Laman

Selasa, 06 Agustus 2024

Reorientasi Islam Politik di Indonesia Pasca Kejatuhan Turki Utsmani

Penulis: Aisyah Humairah |

Turki Utsmani adalah sebuah kerajaan besar yang dibangun oleh Ustman (1258-1326), putra Erthogol pada tahun 1300, saat terjadi kekosongan kekuasaan Kerajaan Turki Saljuk akibat serangan bangsa Mongol. Mereka merupakan penduduk asli Asia Tengah yang kemudian terusir oleh bangsa Mongol, dan akhirnya bermukim di barat laut Asia Kecil atau Anatolia. 

Istambul, ibu kota Turki Utsmani (foto: pixabay.com)

Sekitar tahun 1071, sebuah peristiwa sejarah penting terjadi yang memungkinkan invasi Turki ke Anatolia. Selama tahun itu, Turki Saljuk berhasil menaklukkan Kaisar Bizantium di Manzikert, dekat perbatasan Anatolia. Sampai saat ini, Anatolia adalah wilayah "Turki-kan" di bawah kendali Kerajaan Bangsa Turki. Di lokasi ini, Turki Utsmani memulai periode peradabannya. 

Pendirian kesultanan dimulai pada paruh kedua abad ke-6 Masehi. Bangsa Turki yang berasal dari Turkistan melakukan migrasi besar-besaran ke wilayah Asia Kecil dan menetap di sepanjang sungai Amu Darya, Tabaristan, dan Gorgan. 

Kontak awal antara bangsa Turki dan Muslim terjadi pada masa pemerintahan Umar bin Khattab dan berlanjut pada era Utsman bin Affan. Bangsa Turki kemudian memainkan peran penting pada masa Khalifah Abbasiyah, dengan peluang yang dibuka oleh Khalifah Al Mu'tasim.

Bangsa Turki berhasil mendirikan Kesultanan Seljuk, yang berakhir pada masa pemerintahan Ghiyatsuddin Abu Syuja' Muhammad. Sebelum kejatuhan Kesultanan Seljuk, sekelompok orang yang dipimpin oleh Sulaiman melakukan migrasi untuk menghindari serangan Mongol. 

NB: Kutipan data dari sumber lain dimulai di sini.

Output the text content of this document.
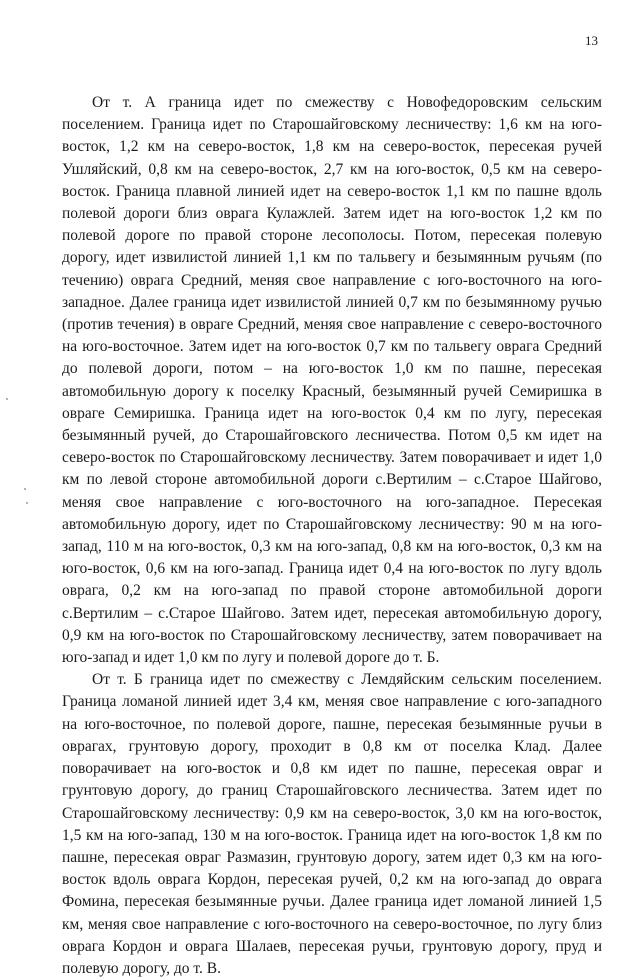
13

От т. А граница идет по смежеству с Новофедоровским сельским поселением. Граница идет по Старошайговскому лесничеству: 1,6 км на юго-восток, 1,2 км на северо-восток, 1,8 км на северо-восток, пересекая ручей Ушляйский, 0,8 км на северо-восток, 2,7 км на юго-восток, 0,5 км на северо-восток. Граница плавной линией идет на северо-восток 1,1 км по пашне вдоль полевой дороги близ оврага Кулажлей. Затем идет на юго-восток 1,2 км по полевой дороге по правой стороне лесополосы. Потом, пересекая полевую дорогу, идет извилистой линией 1,1 км по тальвегу и безымянным ручьям (по течению) оврага Средний, меняя свое направление с юго-восточного на юго-западное. Далее граница идет извилистой линией 0,7 км по безымянному ручью (против течения) в овраге Средний, меняя свое направление с северо-восточного на юго-восточное. Затем идет на юго-восток 0,7 км по тальвегу оврага Средний до полевой дороги, потом – на юго-восток 1,0 км по пашне, пересекая автомобильную дорогу к поселку Красный, безымянный ручей Семиришка в овраге Семиришка. Граница идет на юго-восток 0,4 км по лугу, пересекая безымянный ручей, до Старошайговского лесничества. Потом 0,5 км идет на северо-восток по Старошайговскому лесничеству. Затем поворачивает и идет 1,0 км по левой стороне автомобильной дороги с.Вертилим – с.Старое Шайгово, меняя свое направление с юго-восточного на юго-западное. Пересекая автомобильную дорогу, идет по Старошайговскому лесничеству: 90 м на юго-запад, 110 м на юго-восток, 0,3 км на юго-запад, 0,8 км на юго-восток, 0,3 км на юго-восток, 0,6 км на юго-запад. Граница идет 0,4 на юго-восток по лугу вдоль оврага, 0,2 км на юго-запад по правой стороне автомобильной дороги с.Вертилим – с.Старое Шайгово. Затем идет, пересекая автомобильную дорогу, 0,9 км на юго-восток по Старошайговскому лесничеству, затем поворачивает на юго-запад и идет 1,0 км по лугу и полевой дороге до т. Б.

От т. Б граница идет по смежеству с Лемдяйским сельским поселением. Граница ломаной линией идет 3,4 км, меняя свое направление с юго-западного на юго-восточное, по полевой дороге, пашне, пересекая безымянные ручьи в оврагах, грунтовую дорогу, проходит в 0,8 км от поселка Клад. Далее поворачивает на юго-восток и 0,8 км идет по пашне, пересекая овраг и грунтовую дорогу, до границ Старошайговского лесничества. Затем идет по Старошайговскому лесничеству: 0,9 км на северо-восток, 3,0 км на юго-восток, 1,5 км на юго-запад, 130 м на юго-восток. Граница идет на юго-восток 1,8 км по пашне, пересекая овраг Размазин, грунтовую дорогу, затем идет 0,3 км на юго-восток вдоль оврага Кордон, пересекая ручей, 0,2 км на юго-запад до оврага Фомина, пересекая безымянные ручьи. Далее граница идет ломаной линией 1,5 км, меняя свое направление с юго-восточного на северо-восточное, по лугу близ оврага Кордон и оврага Шалаев, пересекая ручьи, грунтовую дорогу, пруд и полевую дорогу, до т. В.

Kepemimpinan Sulaiman diteruskan oleh putranya, Ertugrul, yang menerima sebidang tanah di barat Anatolia dari Seljuk. Era Ertugrul dilanjutkan oleh Utsman yang memperluas kekuasaannya hingga Byzantium, mengguncang semua lawan. Pada masa pemerintahan Utsman, Kesultanan Utsmaniyah secara resmi didirikan.

Dalam perjalanan sejarah politik Islam, usia kekuasaan Turki Utsmani merupakan masa yang terpanjang. Terbentang mulai abad XIV (1300) hingga awal abad XX M (1924). Selama lebih dari tujuh abad itu, Turki Utsmani mampu meluaskan wilayahnya mulai dari Asia Kecil, Afrika Utara, hingga Eropa bagian tenggara. 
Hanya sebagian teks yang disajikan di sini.